Il costo (e i rischi) dell’ignoranza

Periodicamente torna alla ribalta il tema delle deboli competenze degli italiani. Il 58esimo Rapporto Censis sulla situazione sociale del Paese, presentato il 6 dicembre scorso, ha evidenziato in modo impietoso l’ignoranza dei nostri connazionali: per il 19% Mazzini è stato un politico della prima Repubblica e per il 32% la Cappella Sistina è stata affrescata da Giotto o da Leonardo. Gli studenti italiani trascorrono in classe più ore dei loro coetanei di altre nazioni (in media 27,2 ore a settimana, un valore inferiore solo a quello della Germania, dove la frequenza media è di 28 ore) e sono quelli che in Europa dedicano più tempo ai compiti a casa: mediamente circa 2,3 ore al giorno. Ma il tempo dedicato all’apprendimento non si traduce in risultati migliori: il 44% non raggiunge competenze sufficienti nella lingua italiana e il 47% in matematica. Pochi giorni dopo, il 10 dicembre, è arrivata una conferma del nostro analfabetismo funzionale dai risultati di un’indagine OCSE sulle competenze di base (comprensione di testi, capacità di fare calcoli e di risolvere problemi in modo “adattivo”) negli adulti di 16-65 anni appartenenti a 31 paesi sviluppati: nelle diverse classifiche oscilliamo fra la terzultima e la sestultima posizione.

Gli italiani leggono poco, non investono in istruzione, non si documentano, non hanno competenze. Le conseguenze di questi dati sull’economia risultano ancora più evidenti se consideriamo che il punto più basso negli indici di lettura si registra negli uomini di età compresa tra i 25 e i 54 anni, e cioè nel segmento che dovrebbe essere al culmine della produttività e che avrebbe il compito di trainare la crescita.

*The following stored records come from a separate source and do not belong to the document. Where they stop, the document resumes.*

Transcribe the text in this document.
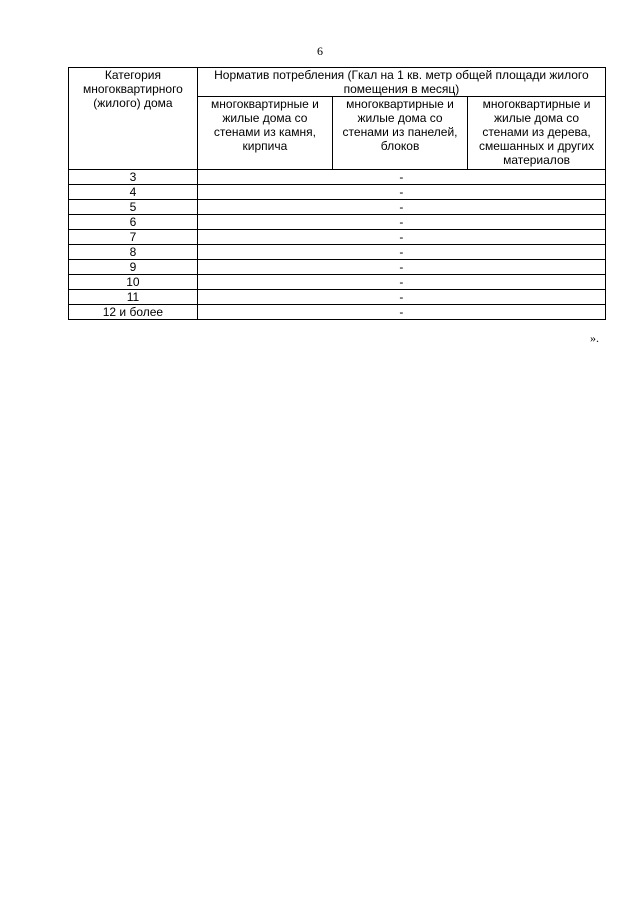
6
Категория многоквартирного (жилого) дома	Норматив потребления (Гкал на 1 кв. метр общей площади жилого помещения в месяц)		
	многоквартирные и жилые дома со стенами из камня, кирпича	многоквартирные и жилые дома со стенами из панелей, блоков	многоквартирные и жилые дома со стенами из дерева, смешанных и других материалов
3	-		
4	-		
5	-		
6	-		
7	-		
8	-		
9	-		
10	-		
11	-		
12 и более	-		
».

E questa non è l’unica conseguenza. Questa conclamata debolezza produce disuguaglianze e inficia la possibilità di una reale inclusione sociale. Torna anche alla memora un’annotazione contenuta nel volume di Tullio De Mauro su La cultura degli italiani: «sono dati che mettono in forse il funzionamento delle strutture democratiche». L’autore si chiede se si può definire democratico un sistema esercitato in condizioni di analfabetismo diffuso. «Qualcuno, come ha fatto una volta Sabino Cassese – prosegue De Mauro – corregge: non è democrazia, ma oligarchia sottoposta ogni cinque anni a un vaglio e a un riorientamento».